Investors looking to fully capitalize on the energy transition should consider allocating to investments in fossil fuels, such as crude oil and natural gas, as well as investments in renewable energy sources, such as wind, solar, and fuel cells.
Investors can diversify their portfolios and maximize potential upside by investing in both the Alerian MLP ETF (AMLP) and the ALPS Clean Energy ETF (ACES), which offer complementary exposure to the energy transition.
Investors are attracted to U.S. midstream exposure for several reasons: The U.S. is the world’s largest producer of oil and natural gas with significant reserves; natural gas prices, along with natural gas liquids (NGLs), have significantly recovered this year amid improving demand; and natural gas demand is forecast to grow through 2030 with continued infrastructure build-out, according to ALPS.
Investors are opting to add clean energy to their portfolios to capitalize on the growing industry.

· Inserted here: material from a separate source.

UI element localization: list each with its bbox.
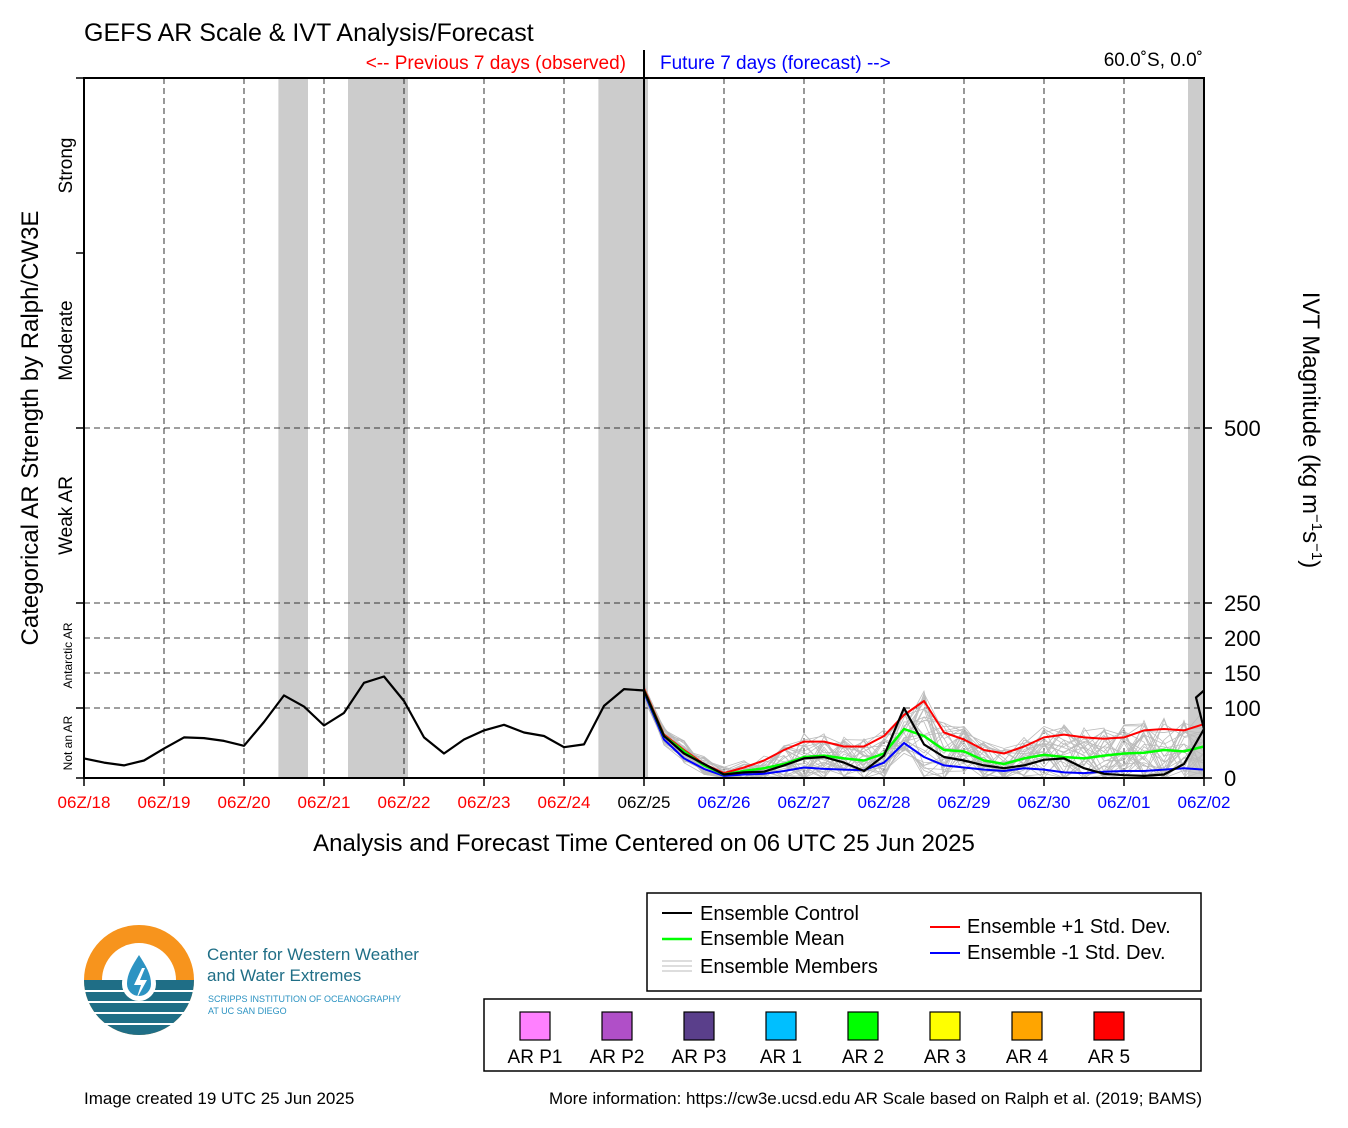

Global superpowers have unveiled aggressive carbon-neutral goals and clean energy policies with massive fiscal stimulus measures, clean energy technology costs continue to plummet as global adoption increases, and renewables continue to gain market share for power generation, according to ALPS.
U.S. midstream infrastructure will continue to be built to handle the increasing crude and natural gas (and NGL) export demand over the next decade, while also acting as the transportation infrastructure to a number of renewable fuels, such as hydrogen for fuel cells, renewable diesel, and ethanol.
The blended strategy — an equal split between ACES and AMLP — may offer improved risk-adjusted returns with a yield of 4.62%, and represents an alternative to choosing between high yield in the midstream MLP sector and high growth in clean energy, according to ALPS.